BGH-Urteil V ZR 311/16 zur Haftung von Immobilienbesitzern

Allgemein herrscht die Auffassung vor, dass nur der Handwerker für die von ihm verursachten Schäden haftet. Nun stellte der Bundesgerichtshof klar, dass in vielen Fällen auch derjenige haften muss, welcher dem Handwerker den Auftrag für die Ausführung der Arbeiten erteilt hat.

Grundsätzlich können Schadenersatzansprüche in Deutschland unter Berufung auf den Paragrafen 823 des Bürgerlichen Gesetzbuchs geltend gemacht werden. Er setzt Vorsatz oder Fahrlässigkeit voraus. Bei Schäden an Immobilien sind ergänzend die Bestimmungen zum Nachbarschaftsrecht sowie des Versicherungsvertragsgesetzes zu beachten. Wie das aktuelle BGH-Urteil beweist, führt das in einigen Fällen dazu, dass ein Schadenersatz auch ohne ein unmittelbares Verschulden geleistet werden muss.

Welche Sachlage zog das Urteil BGH V ZR 311/16 nach sich?

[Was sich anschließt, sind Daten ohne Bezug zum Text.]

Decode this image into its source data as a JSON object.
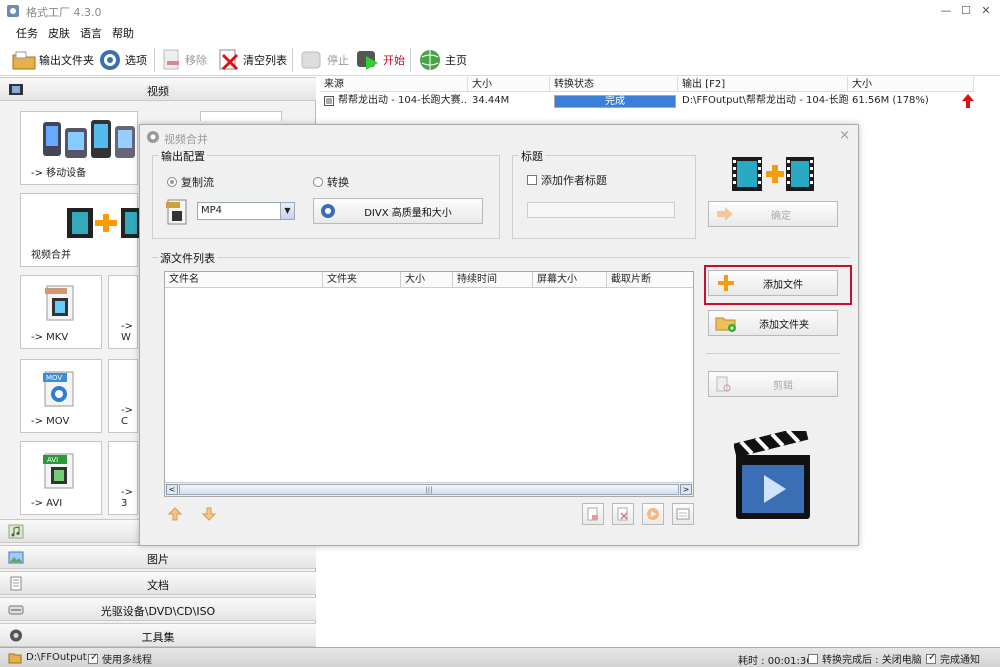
{
  "window": {
    "title": "格式工厂 4.3.0",
    "minimize": "—",
    "maximize": "☐",
    "close": "✕"
  },
  "menu": [
    "任务",
    "皮肤",
    "语言",
    "帮助"
  ],
  "toolbar": {
    "output_folder": "输出文件夹",
    "options": "选项",
    "remove": "移除",
    "clear_list": "清空列表",
    "stop": "停止",
    "start": "开始",
    "home": "主页"
  },
  "categories": {
    "video": "视频",
    "picture": "图片",
    "document": "文档",
    "optical": "光驱设备\\DVD\\CD\\ISO",
    "tools": "工具集"
  },
  "video_tiles": {
    "mobile": "-> 移动设备",
    "merge": "视频合并",
    "mkv": "-> MKV",
    "w": "-> W",
    "mov": "-> MOV",
    "c": "-> C",
    "avi": "-> AVI",
    "three": "-> 3"
  },
  "tile_badges": {
    "mov": "MOV",
    "avi": "AVI"
  },
  "file_table": {
    "headers": [
      "来源",
      "大小",
      "转换状态",
      "输出 [F2]",
      "大小"
    ],
    "rows": [
      {
        "source": "帮帮龙出动 - 104-长跑大赛...",
        "size": "34.44M",
        "status": "完成",
        "output": "D:\\FFOutput\\帮帮龙出动 - 104-长跑...",
        "out_size": "61.56M (178%)",
        "progress": 1.0
      }
    ]
  },
  "dialog": {
    "title": "视频合并",
    "close": "×",
    "output_config": "输出配置",
    "radio_copy": "复制流",
    "radio_convert": "转换",
    "format_value": "MP4",
    "quality_button": "DIVX 高质量和大小",
    "title_group": "标题",
    "add_author_title": "添加作者标题",
    "title_input": "",
    "confirm": "确定",
    "source_list": "源文件列表",
    "list_headers": [
      "文件名",
      "文件夹",
      "大小",
      "持续时间",
      "屏幕大小",
      "截取片断"
    ],
    "add_file": "添加文件",
    "add_folder": "添加文件夹",
    "clip": "剪辑",
    "scroll_left": "<",
    "scroll_right": ">",
    "scroll_grip": "|||"
  },
  "statusbar": {
    "output_path": "D:\\FFOutput",
    "multithread": "使用多线程",
    "elapsed": "耗时 : 00:01:36",
    "after_convert": "转换完成后 : 关闭电脑",
    "notify": "完成通知"
  },
  "colors": {
    "progress": "#3b7fd8",
    "highlight": "#c8102e",
    "up_arrow": "#d11"
  }
}
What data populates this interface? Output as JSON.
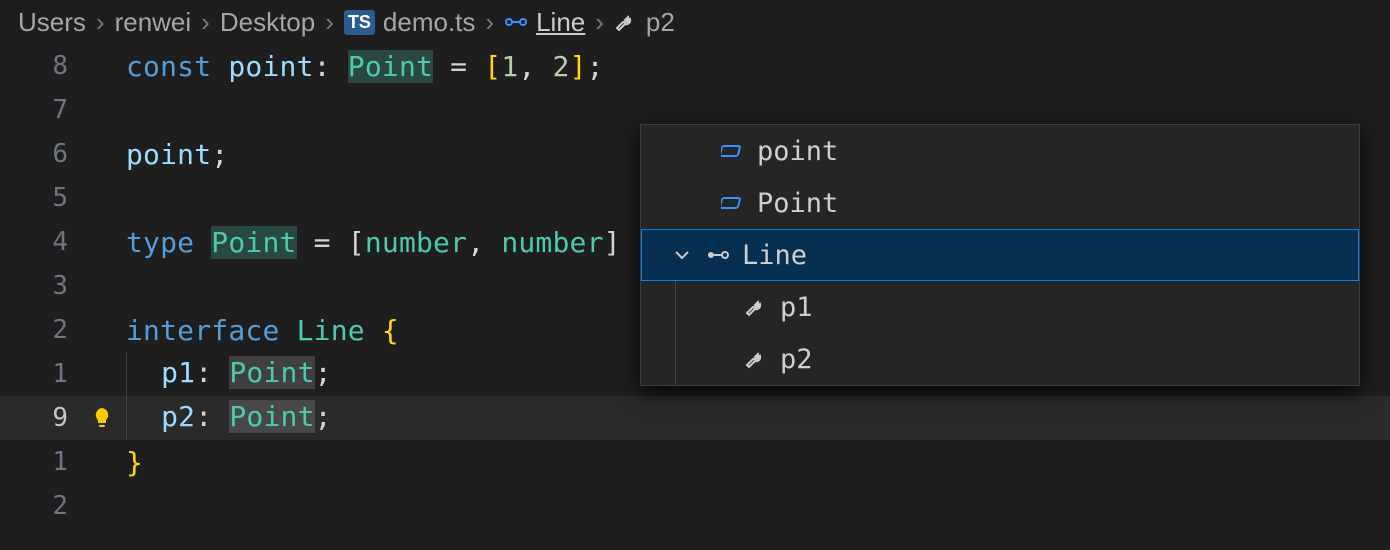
{
  "breadcrumb": {
    "users": "Users",
    "renwei": "renwei",
    "desktop": "Desktop",
    "ts_badge": "TS",
    "file": "demo.ts",
    "symbol1": "Line",
    "symbol2": "p2"
  },
  "gutters": {
    "l1": "8",
    "l2": "7",
    "l3": "6",
    "l4": "5",
    "l5": "4",
    "l6": "3",
    "l7": "2",
    "l8": "1",
    "l9": "9",
    "l10": "1",
    "l11": "2"
  },
  "code": {
    "l1_const": "const ",
    "l1_point": "point",
    "l1_colon": ": ",
    "l1_Point": "Point",
    "l1_eq": " = ",
    "l1_br_o": "[",
    "l1_1": "1",
    "l1_c": ", ",
    "l1_2": "2",
    "l1_br_c": "]",
    "l1_semi": ";",
    "l3_point": "point",
    "l3_semi": ";",
    "l5_type": "type ",
    "l5_Point": "Point",
    "l5_eq": " = [",
    "l5_num1": "number",
    "l5_c": ", ",
    "l5_num2": "number",
    "l5_close": "]",
    "l7_interface": "interface ",
    "l7_Line": "Line",
    "l7_sp": " ",
    "l7_brace": "{",
    "l8_p1": "p1",
    "l8_colon": ": ",
    "l8_Point": "Point",
    "l8_semi": ";",
    "l9_p2": "p2",
    "l9_colon": ": ",
    "l9_Point": "Point",
    "l9_semi": ";",
    "l10_brace": "}"
  },
  "outline": {
    "point_var": "point",
    "point_type": "Point",
    "line": "Line",
    "p1": "p1",
    "p2": "p2"
  }
}
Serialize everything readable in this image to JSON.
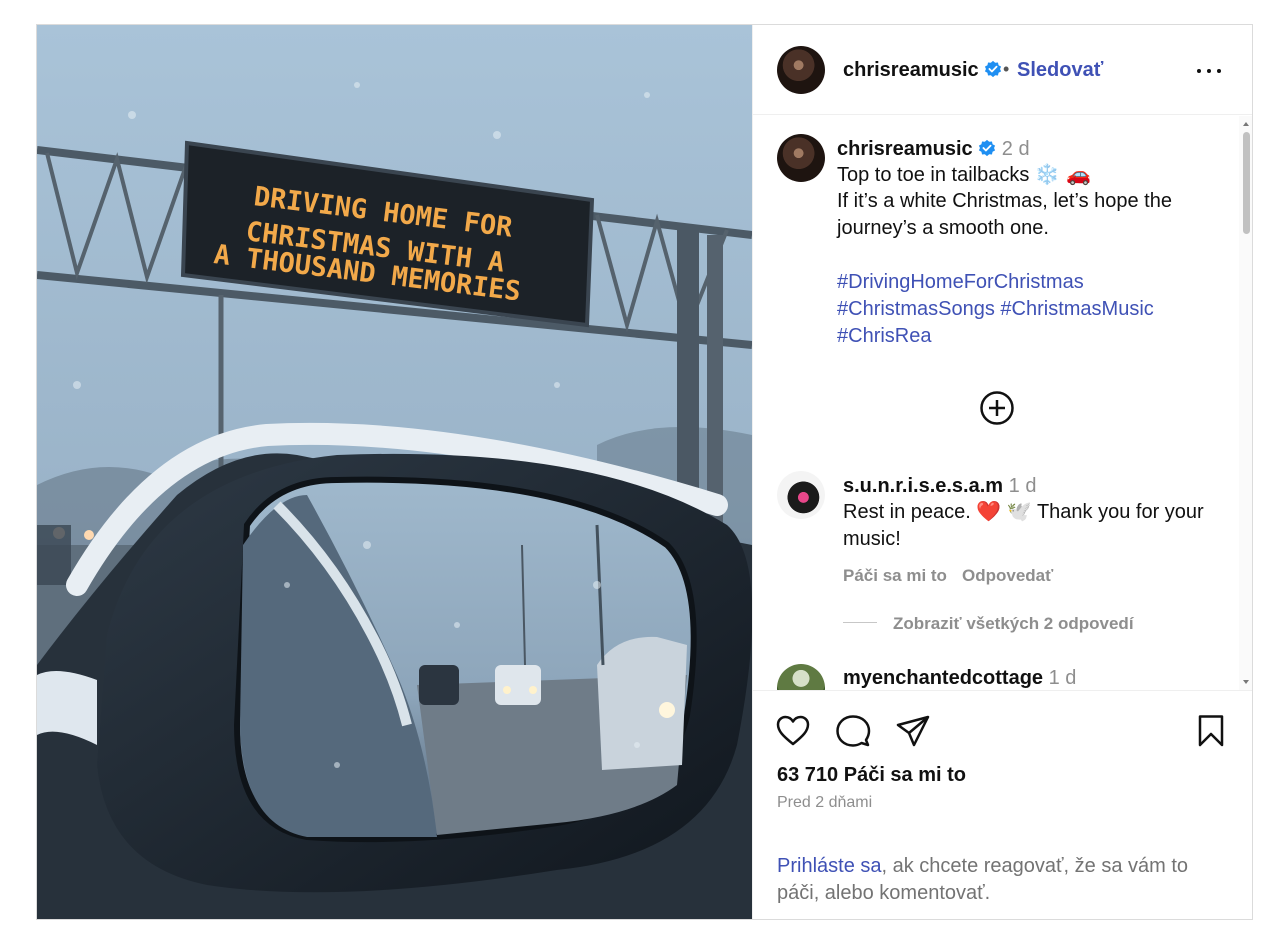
{
  "post": {
    "image": {
      "description_icon": "photo",
      "sign_lines": [
        "DRIVING HOME FOR",
        "CHRISTMAS WITH A",
        "A THOUSAND MEMORIES"
      ]
    },
    "header": {
      "username": "chrisreamusic",
      "separator": "•",
      "follow_label": "Sledovať",
      "more_icon": "more-horizontal-icon"
    },
    "caption": {
      "username": "chrisreamusic",
      "time": "2 d",
      "lines": [
        "Top to toe in tailbacks ",
        "If it’s a white Christmas, let’s hope the",
        "journey’s a smooth one."
      ],
      "emoji": "❄️ 🚗",
      "hashtags": [
        "#DrivingHomeForChristmas",
        "#ChristmasSongs #ChristmasMusic",
        "#ChrisRea"
      ]
    },
    "comments": [
      {
        "username": "s.u.n.r.i.s.e.s.a.m",
        "time": "1 d",
        "text_line1": "Rest in peace. ❤️ 🕊️ Thank you for your",
        "text_line2": "music!",
        "like_label": "Páči sa mi to",
        "reply_label": "Odpovedať",
        "view_replies_label": "Zobraziť všetkých 2 odpovedí"
      },
      {
        "username": "myenchantedcottage",
        "time": "1 d"
      }
    ],
    "actions": {
      "likes": "63 710 Páči sa mi to",
      "posted": "Pred 2 dňami",
      "login_link": "Prihláste sa",
      "login_text": ", ak chcete reagovať, že sa vám to páči, alebo komentovať."
    },
    "colors": {
      "accent": "#3f51b5",
      "verified": "#1f8ff2",
      "muted": "#8e8e8e"
    }
  }
}
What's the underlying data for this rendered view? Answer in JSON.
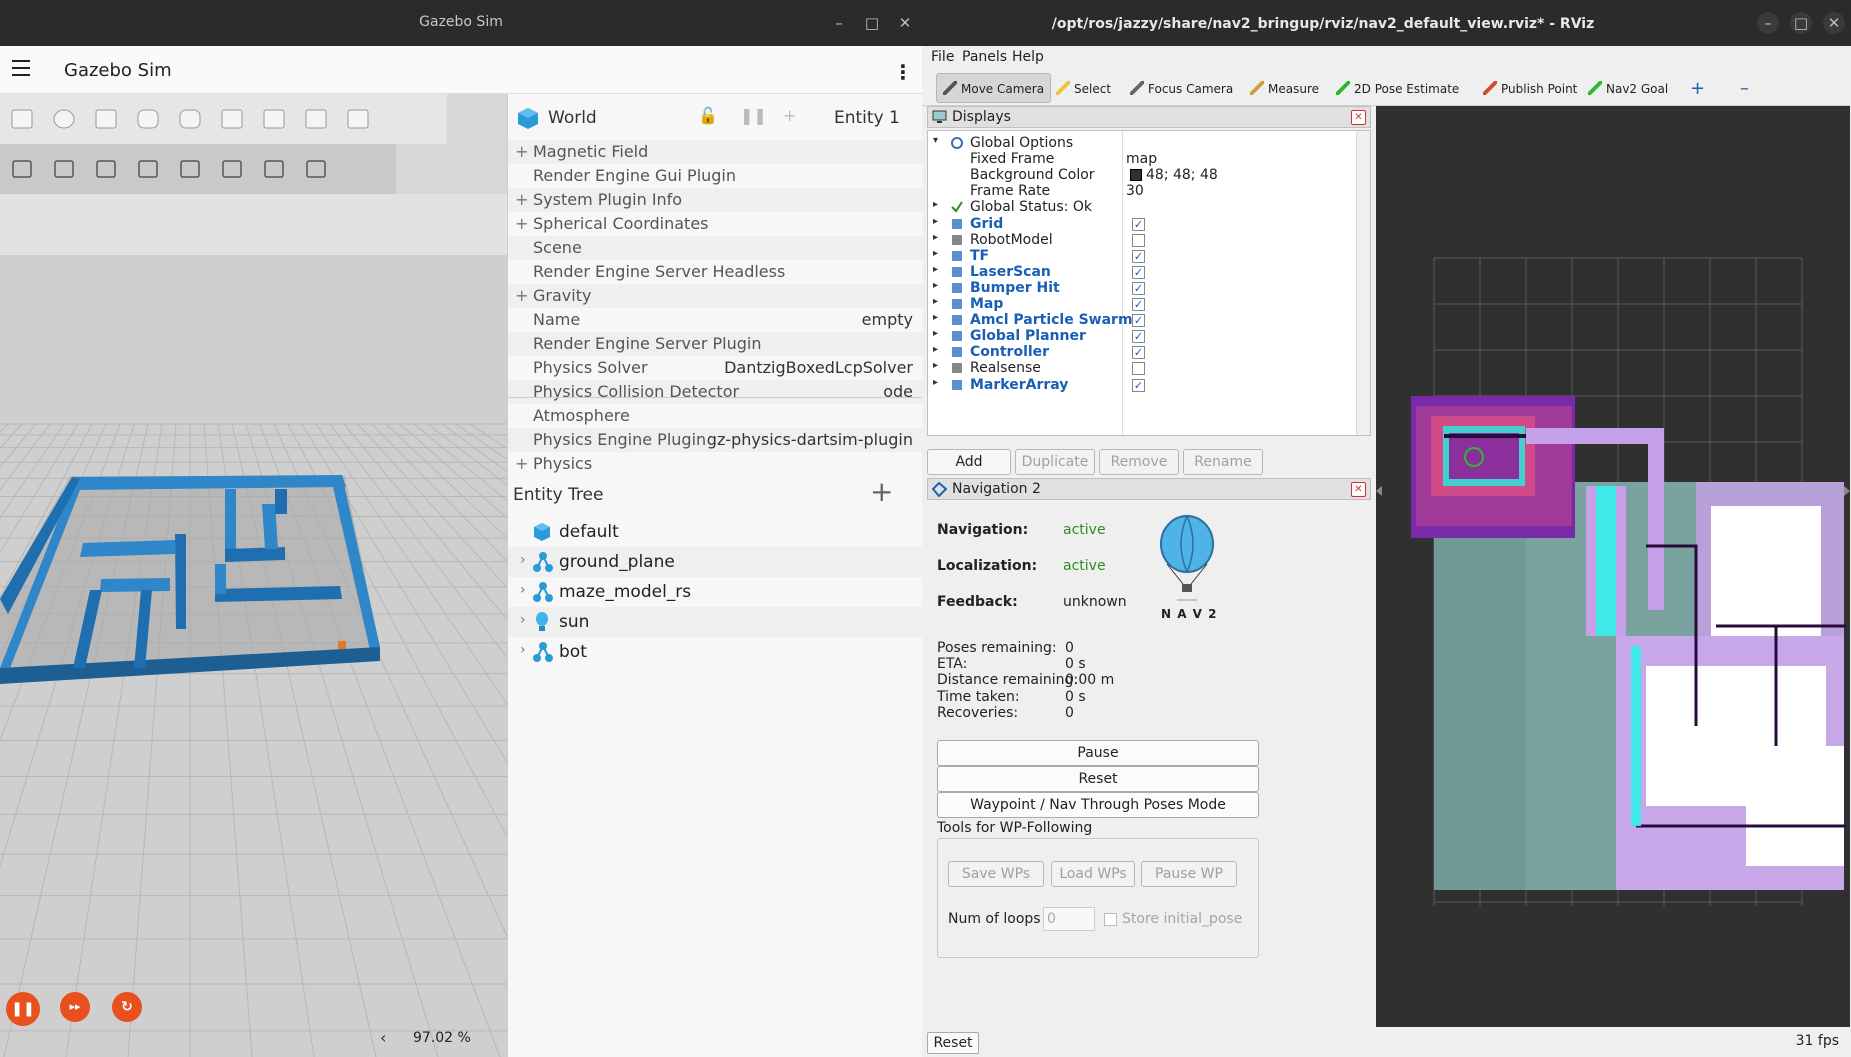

Im konkreten Fall hatte ein Ehepaar einen Handwerksbetrieb mit Reparaturarbeiten am Dach des Hauses beauftragt. Dabei mussten auch Heißklebearbeiten durchgeführt werden. Diese wiederum sorgten für die Entstehung eines Glutnests, welches sich später zum Brandherd entwickelte. Die Eheleute riefen nach der Entdeckung sofort die Feuerwehr. Trotz des raschen Eingreifens der Feuerwehr konnte nicht verhindert werden, dass das Haus bis auf die Grundmauern niederbrannte und die Flammen auch auf das benachbarte Wohnhaus übergriffen. Dessen Eigentümer meldete den Fall seiner Versicherung und erhielt eine Entschädigung. Anschließend forderte die Wohngebäudeversicherung die Entschädigungssumme als Schadenersatz von den Erben des mittlerweile verstorbenen Ehepaars zurück.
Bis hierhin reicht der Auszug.